DSK et la crise européenne

Un rebondissement totalement inattendu, l'affaire DSK, une accusation pour tentative de viol à New York à l'encontre du président du FMI, pourrait bouleverser le traitement de la crise de la dette publique européenne, et en premier lieu le cas de la Grèce bien sûr. Sans entrer dans le traitement politique ou judiciaire de cette affaire, ses répercussions sur la dette européenne ont besoin d'être évaluées. La question qui se pose est celle de la politique du FMI : va-t-elle changer avec le changement probable de son dirigeant ?

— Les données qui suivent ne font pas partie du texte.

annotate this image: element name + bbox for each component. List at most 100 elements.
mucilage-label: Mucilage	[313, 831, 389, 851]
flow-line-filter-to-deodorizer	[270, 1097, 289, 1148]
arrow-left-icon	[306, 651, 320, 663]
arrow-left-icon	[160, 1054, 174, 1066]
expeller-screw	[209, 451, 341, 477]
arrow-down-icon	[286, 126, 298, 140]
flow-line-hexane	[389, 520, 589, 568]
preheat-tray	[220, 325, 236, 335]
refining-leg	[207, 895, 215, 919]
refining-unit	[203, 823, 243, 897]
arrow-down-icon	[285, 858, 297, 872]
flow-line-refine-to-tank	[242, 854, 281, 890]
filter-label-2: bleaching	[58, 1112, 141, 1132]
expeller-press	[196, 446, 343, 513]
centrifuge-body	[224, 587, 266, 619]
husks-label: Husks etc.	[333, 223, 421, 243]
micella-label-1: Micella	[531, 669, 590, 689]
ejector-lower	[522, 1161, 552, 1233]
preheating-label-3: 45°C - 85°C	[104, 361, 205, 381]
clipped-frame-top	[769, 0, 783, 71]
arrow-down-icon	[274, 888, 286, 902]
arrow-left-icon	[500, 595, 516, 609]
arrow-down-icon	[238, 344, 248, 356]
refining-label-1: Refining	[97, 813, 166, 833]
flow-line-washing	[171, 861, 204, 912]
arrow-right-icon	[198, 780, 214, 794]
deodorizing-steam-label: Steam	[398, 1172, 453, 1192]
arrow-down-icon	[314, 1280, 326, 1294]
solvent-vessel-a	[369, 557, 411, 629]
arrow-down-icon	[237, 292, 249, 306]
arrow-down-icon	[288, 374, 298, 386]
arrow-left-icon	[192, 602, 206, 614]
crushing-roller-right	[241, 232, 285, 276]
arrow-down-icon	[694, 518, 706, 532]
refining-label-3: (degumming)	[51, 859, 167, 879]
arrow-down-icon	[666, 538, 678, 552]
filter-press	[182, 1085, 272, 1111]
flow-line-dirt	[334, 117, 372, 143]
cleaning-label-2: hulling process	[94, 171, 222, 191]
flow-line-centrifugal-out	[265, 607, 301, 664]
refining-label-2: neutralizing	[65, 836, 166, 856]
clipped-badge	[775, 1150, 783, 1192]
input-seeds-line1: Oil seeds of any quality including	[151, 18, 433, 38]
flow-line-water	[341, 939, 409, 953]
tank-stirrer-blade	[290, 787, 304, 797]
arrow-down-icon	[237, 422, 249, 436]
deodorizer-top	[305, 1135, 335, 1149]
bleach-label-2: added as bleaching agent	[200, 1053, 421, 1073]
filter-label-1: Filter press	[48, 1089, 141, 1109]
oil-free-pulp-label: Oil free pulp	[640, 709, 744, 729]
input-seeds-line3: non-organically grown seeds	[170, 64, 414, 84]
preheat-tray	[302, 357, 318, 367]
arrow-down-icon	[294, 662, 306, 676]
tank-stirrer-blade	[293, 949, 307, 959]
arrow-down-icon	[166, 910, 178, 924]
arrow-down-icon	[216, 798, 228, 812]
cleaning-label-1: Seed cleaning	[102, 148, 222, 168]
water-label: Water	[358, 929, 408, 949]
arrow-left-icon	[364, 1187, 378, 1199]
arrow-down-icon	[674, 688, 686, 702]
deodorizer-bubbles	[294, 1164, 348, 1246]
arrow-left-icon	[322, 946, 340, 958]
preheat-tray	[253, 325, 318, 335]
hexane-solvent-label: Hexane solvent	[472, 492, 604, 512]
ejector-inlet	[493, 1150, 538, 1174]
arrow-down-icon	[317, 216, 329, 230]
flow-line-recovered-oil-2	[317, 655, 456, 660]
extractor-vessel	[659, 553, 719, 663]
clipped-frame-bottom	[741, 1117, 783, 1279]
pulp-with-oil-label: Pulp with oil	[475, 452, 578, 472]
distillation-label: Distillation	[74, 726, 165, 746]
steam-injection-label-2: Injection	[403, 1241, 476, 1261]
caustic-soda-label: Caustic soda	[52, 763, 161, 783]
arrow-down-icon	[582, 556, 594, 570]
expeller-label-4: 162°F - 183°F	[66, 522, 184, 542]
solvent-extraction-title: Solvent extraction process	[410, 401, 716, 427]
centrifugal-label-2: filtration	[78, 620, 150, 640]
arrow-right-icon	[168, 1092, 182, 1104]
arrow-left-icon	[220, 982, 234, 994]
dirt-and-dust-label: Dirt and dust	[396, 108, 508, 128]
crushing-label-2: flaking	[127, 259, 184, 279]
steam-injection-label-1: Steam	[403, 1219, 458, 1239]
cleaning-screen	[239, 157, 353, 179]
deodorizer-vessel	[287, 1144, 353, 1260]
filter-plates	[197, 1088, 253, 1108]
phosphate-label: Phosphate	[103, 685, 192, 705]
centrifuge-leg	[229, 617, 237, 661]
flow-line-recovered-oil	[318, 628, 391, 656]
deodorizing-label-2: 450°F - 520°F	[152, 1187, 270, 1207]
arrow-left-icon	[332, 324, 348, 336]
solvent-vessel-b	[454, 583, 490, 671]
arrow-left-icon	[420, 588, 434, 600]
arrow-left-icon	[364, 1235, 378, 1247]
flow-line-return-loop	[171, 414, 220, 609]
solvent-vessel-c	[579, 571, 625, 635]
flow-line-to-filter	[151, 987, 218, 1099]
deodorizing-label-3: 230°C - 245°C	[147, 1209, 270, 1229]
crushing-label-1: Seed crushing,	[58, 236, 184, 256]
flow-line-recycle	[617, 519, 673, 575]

Il est possible de craindre un durcissement de la politique du FMI, déjà relativement contraignante, si jamais la direction du FMI échappait aux européens. Ainsi, la cure d'austérité imposée par le FMI pourrait encore se renforcer en Grèce, avec le départ de Dominique Strauss-Kahn. Alors que la Grèce pourrait avoir besoin à court terme de 60 milliards supplémentaires de la part de ses confrères européens et du FMI, ce durcissement serait très malvenu. D'autant plus que les 60 milliards ne semblent être que la deuxième étape, en attendant la prochaine fin 2012. Et le Portugal ne semble pas bien loin derrière, même si sa première étape personnelle ne fait que commencer.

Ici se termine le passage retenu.